Schwäbische Zeitung (Ravensburg / Weingarten)
Seine Musen nahm er mit ins Exil
Zum Tod des Dichters Günter Kunert
Auf die Frage, woher er seine Inspiration nehme, antwortete Günter Kunert einmal: „keine faulen Äpfel“. Er spielte damit auf seinen Dichterkollegen Friedrich Schiller an, der mit den Ausdünstungen modernder Äpfel den Schlaf zu vertreiben suchte, um die Nacht hindurch schreiben zu können. Schiller starb bekanntermaßen mit 45 Jahren an einem Lungenleiden, während Günter Kunert 90 wurde. Er starb am Samstag in seiner Wahlheimat Kaisborstel.
Im Osten war er eine Institution. Er gehörte zu den am meisten gelesenen Schriftstellern. Doch auch im Westen hatte er sein Publikum. Sein Herausgeber Hubert Witt nannte ihn deswegen einmal einen „gesamtdeutschen Dichter“, der als überzeugter Utopist 30 Jahre lang in der DDR versucht habe, die engen Grenzen des Denkens, Sagens und Schreibens zu erweitern, bis er am real existierenden Kommunismus scheiterte und 1979 einen Ausreiseantrag stellte. Er hat in all den Jahren als Dichter nie den Draht zu den Menschen verloren. Das macht seine Verse und Geschichten so sympathisch.
1929 in Berlin geboren darf der kleine Günter der nationalsozialistischen Rassengesetzte wegen eine höhere Schule nicht besuchen, weil seine Mutter eine Jüdin ist. Als kluge Frau füttert die ihn mit Büchern, um ihn mit dem nötigen Selbstbewusstsein zu stärken, das er als Jude im Nazideutschland in besonderem Maß nötig hat.
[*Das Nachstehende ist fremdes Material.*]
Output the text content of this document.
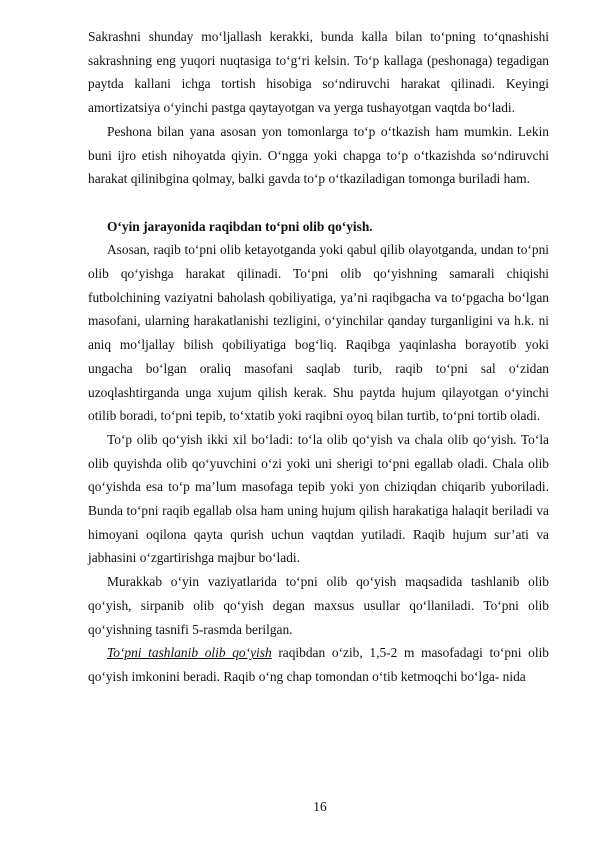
Sakrashni shunday mo‘ljallash kerakki, bunda kalla bilan to‘pning to‘qnashishi sakrashning eng yuqori nuqtasiga to‘g‘ri kelsin. To‘p kallaga (peshonaga) tegadigan paytda kallani ichga tortish hisobiga so‘ndiruvchi harakat qilinadi. Keyingi amortizatsiya o‘yinchi pastga qaytayotgan va yerga tushayotgan vaqtda bo‘ladi.

Peshona bilan yana asosan yon tomonlarga to‘p o‘tkazish ham mumkin. Lekin buni ijro etish nihoyatda qiyin. O‘ngga yoki chapga to‘p o‘tkazishda so‘ndiruvchi harakat qilinibgina qolmay, balki gavda to‘p o‘tkaziladigan tomonga buriladi ham.

O‘yin jarayonida raqibdan to‘pni olib qo‘yish.

Asosan, raqib to‘pni olib ketayotganda yoki qabul qilib olayotganda, undan to‘pni olib qo‘yishga harakat qilinadi. To‘pni olib qo‘yishning samarali chiqishi futbolchining vaziyatni baholash qobiliyatiga, ya’ni raqibgacha va to‘pgacha bo‘lgan masofani, ularning harakatlanishi tezligini, o‘yinchilar qanday turganligini va h.k. ni aniq mo‘ljallay bilish qobiliyatiga bog‘liq. Raqibga yaqinlasha borayotib yoki ungacha bo‘lgan oraliq masofani saqlab turib, raqib to‘pni sal o‘zidan uzoqlashtirganda unga xujum qilish kerak. Shu paytda hujum qilayotgan o‘yinchi otilib boradi, to‘pni tepib, to‘xtatib yoki raqibni oyoq bilan turtib, to‘pni tortib oladi.

To‘p olib qo‘yish ikki xil bo‘ladi: to‘la olib qo‘yish va chala olib qo‘yish. To‘la olib quyishda olib qo‘yuvchini o‘zi yoki uni sherigi to‘pni egallab oladi. Chala olib qo‘yishda esa to‘p ma’lum masofaga tepib yoki yon chiziqdan chiqarib yuboriladi. Bunda to‘pni raqib egallab olsa ham uning hujum qilish harakatiga halaqit beriladi va himoyani oqilona qayta qurish uchun vaqtdan yutiladi. Raqib hujum sur’ati va jabhasini o‘zgartirishga majbur bo‘ladi.

Murakkab o‘yin vaziyatlarida to‘pni olib qo‘yish maqsadida tashlanib olib qo‘yish, sirpanib olib qo‘yish degan maxsus usullar qo‘llaniladi. To‘pni olib qo‘yishning tasnifi 5-rasmda berilgan.

To‘pni tashlanib olib qo‘yish raqibdan o‘zib, 1,5-2 m masofadagi to‘pni olib qo‘yish imkonini beradi. Raqib o‘ng chap tomondan o‘tib ketmoqchi bo‘lga- nida

16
In der Welt der Literatur findet der Junge früh einen Halt. Nach dem Zweiten Weltkrieg fängt er in Ost-Berlin ein Grafikstudium an, das er aber abbricht. Zeitlebens wird er malen und zeichnen, mehr noch aber faszinieren ihn die Bücher. Er will Schriftsteller werden. Wie soll er das aber anstellen?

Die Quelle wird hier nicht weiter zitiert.